One of the fundamental problems in computer vision is automatic segmentation of complex content of images and videos, so called object segmentation, which is to produce a binary segmentation, separating foreground objects from their background. In video object segmentation, one has to automatically segment the objects in an unannotated video. This is a challenging task, as local image measurements often provide only a weak cue. Object appearance may significantly change over the video frames due to changes in the camera viewpoint, scene illumination or object deformation. Most approaches are to extend single image segmentation techniques to multiple frames, exploiting the fact that there is redundancy along the time axis and that the motion field is smooth. While this can be attempted by analyzing individual image frames independently, video provides rich additional cues beyond a single image. These cues include object motion, temporal continuity, and long-range temporal object interactions, etc.

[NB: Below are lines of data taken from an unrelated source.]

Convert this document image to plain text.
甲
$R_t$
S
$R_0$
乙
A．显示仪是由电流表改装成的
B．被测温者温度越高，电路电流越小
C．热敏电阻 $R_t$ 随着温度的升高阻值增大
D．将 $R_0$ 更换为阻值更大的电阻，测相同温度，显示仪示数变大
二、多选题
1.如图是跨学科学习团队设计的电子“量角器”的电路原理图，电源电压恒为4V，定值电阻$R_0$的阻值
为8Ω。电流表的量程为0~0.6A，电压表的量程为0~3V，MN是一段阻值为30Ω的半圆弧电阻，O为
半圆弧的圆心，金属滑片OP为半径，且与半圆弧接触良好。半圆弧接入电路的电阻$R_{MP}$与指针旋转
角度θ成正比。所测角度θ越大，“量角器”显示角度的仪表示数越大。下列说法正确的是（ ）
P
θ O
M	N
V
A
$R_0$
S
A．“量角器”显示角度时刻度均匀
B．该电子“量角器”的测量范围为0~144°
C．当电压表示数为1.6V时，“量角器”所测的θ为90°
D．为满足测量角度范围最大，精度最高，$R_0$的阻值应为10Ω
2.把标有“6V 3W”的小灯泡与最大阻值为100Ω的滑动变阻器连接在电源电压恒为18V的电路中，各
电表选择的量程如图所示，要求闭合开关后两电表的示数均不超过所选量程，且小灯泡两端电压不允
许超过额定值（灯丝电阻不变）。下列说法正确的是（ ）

In this project, we aim to obtain a spatio-temporal foreground segmentation of a video that respects object boundaries, and at the same time temporally associates object pixels whenever they appear in the video. The problem will be formulated as inference in a conditional random field (CRF). We make use of point trajectories, which have rich grouping information in their motion differences. The CRF contains binary variables representing the class labels of image pixels as well as binary variables indicating the correctness of trajectory clustering.
The problem of video segmentation is formulated as inference in a CRF. The challenge here is to model object labeling and trajectory clustering in a unified probabilistic framework to facilitate video segmentation. Therefore, joint object and trajectory segmentation will be formulated as a pixel and trajectory labeling problem of assigning each pixel and trajectory with either foreground or background. The random field contains binary variables representing the class labels of image pixels as well as binary variables indicating the correctness of trajectory clustering. This model combines different views on the video data by specific potentials and the trajectory labeling accounting for long range motion cues, as illustrated in the above figure. Object and trajectory will be optimized in the joint space via the space-time CRF.